When used to excess, distortion and saturation can be used to create entirely new sounds. This. for me, is where waveshapers and convolvers come in. These are distortion plugins that allow the user to determine how they want the original sound to be distorted. Ableton has some of this functionality built into Saturator, and other included effects are useful for certain sounds, but I usually go for the sheer control and power of iZotope’s Trash 2. This particular software allows for extraordinarily specific control of what type of distortion you would like, and where you want it. If you haven’t yet explored Trash 2, it will absolutely help you up your distortion game.
Trash allows you to distort your sound with customisable waveshapers, as well as a convolving effect, some resonant filter banks, a few delay models, and a very nice sounding compressor. Ableton has some of these capabilities built into the stock plugins as well. By shaping the way the original wave is processed, the output levels, distortion areas, and added frequency content is all adjustable. Interesting effects can also be created by adjusting any of these parameters in time.

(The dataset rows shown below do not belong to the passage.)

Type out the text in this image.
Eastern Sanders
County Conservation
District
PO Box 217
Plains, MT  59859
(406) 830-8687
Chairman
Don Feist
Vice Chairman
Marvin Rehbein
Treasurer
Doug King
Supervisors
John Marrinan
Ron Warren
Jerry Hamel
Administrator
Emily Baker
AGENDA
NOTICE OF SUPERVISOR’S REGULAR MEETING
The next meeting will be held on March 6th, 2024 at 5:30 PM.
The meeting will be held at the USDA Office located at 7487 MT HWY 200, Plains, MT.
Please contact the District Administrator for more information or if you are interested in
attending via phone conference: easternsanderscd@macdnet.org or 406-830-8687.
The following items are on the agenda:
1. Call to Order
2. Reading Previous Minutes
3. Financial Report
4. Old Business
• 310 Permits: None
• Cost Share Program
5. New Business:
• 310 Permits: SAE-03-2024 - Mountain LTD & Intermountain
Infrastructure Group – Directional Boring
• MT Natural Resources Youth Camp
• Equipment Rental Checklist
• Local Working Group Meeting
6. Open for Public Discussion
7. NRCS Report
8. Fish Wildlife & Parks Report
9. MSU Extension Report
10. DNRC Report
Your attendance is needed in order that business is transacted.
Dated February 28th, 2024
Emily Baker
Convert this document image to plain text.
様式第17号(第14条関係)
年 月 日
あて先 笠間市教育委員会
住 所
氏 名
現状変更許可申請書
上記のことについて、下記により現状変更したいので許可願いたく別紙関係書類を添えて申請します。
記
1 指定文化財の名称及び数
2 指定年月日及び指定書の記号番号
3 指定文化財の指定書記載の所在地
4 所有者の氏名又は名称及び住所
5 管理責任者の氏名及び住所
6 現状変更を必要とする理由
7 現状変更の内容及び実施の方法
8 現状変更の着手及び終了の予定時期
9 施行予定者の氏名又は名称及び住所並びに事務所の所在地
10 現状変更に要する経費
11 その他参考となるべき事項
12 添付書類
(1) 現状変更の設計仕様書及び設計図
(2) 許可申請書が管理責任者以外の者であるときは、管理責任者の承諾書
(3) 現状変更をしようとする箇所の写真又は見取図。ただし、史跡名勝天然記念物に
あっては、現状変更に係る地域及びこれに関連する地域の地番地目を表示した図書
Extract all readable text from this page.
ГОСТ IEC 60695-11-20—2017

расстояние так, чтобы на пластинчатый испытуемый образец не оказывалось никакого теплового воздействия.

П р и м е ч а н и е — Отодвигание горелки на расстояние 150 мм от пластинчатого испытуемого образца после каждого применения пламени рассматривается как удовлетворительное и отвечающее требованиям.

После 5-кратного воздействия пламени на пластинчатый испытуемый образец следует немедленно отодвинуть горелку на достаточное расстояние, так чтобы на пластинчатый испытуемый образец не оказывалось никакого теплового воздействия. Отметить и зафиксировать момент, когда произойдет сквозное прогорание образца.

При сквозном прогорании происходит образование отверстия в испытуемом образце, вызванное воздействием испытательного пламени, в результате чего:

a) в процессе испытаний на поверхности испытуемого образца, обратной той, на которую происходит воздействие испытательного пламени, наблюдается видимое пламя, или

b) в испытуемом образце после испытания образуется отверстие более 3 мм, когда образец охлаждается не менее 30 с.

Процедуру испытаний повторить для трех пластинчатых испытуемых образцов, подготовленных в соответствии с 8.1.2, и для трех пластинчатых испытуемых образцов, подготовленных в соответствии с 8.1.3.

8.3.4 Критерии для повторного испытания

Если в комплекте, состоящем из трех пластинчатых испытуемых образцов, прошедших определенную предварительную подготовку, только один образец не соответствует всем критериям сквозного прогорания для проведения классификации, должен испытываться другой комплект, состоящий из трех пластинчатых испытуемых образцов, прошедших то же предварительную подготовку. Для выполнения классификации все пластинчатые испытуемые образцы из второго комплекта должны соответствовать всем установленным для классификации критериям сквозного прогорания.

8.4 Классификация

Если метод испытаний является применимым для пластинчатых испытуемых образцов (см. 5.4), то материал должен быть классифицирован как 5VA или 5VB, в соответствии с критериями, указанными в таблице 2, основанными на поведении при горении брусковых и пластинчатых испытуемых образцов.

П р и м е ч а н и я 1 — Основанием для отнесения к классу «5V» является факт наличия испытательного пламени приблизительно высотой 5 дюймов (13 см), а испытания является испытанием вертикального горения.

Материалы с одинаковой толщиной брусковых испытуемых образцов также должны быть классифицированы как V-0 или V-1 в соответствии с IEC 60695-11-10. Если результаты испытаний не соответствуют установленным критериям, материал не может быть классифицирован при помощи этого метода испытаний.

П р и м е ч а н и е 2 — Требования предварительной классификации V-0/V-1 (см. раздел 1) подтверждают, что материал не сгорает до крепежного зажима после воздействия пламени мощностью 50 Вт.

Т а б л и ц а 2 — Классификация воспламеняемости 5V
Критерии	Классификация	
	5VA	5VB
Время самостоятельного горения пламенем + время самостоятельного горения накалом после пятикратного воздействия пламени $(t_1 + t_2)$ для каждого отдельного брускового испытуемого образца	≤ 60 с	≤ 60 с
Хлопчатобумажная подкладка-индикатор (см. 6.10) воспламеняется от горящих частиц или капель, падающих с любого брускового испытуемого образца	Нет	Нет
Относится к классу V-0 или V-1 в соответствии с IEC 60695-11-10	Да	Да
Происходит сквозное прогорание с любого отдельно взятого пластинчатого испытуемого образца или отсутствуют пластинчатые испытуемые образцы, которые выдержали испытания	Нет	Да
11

When used to excess, distortion often sounds absolutely terrible. When used in proper amounts, and with the proper setting as adjusted for the sound and the particular effect desired, it will really improve how your tracks sound and feel. What works for you is entirely dependent on style and how you like to work. I do most of my mixing as I compose, so my use of distortion tools is built into my creative process. Experiment with what you like, and try all sorts of plugins for different sounding distortion. Combining multiple effects, whether that is in series or parallel, can be used to make all sorts of wonderfully thick and gritty sounds only you can make. Sounds don’t have to be clean to sound great.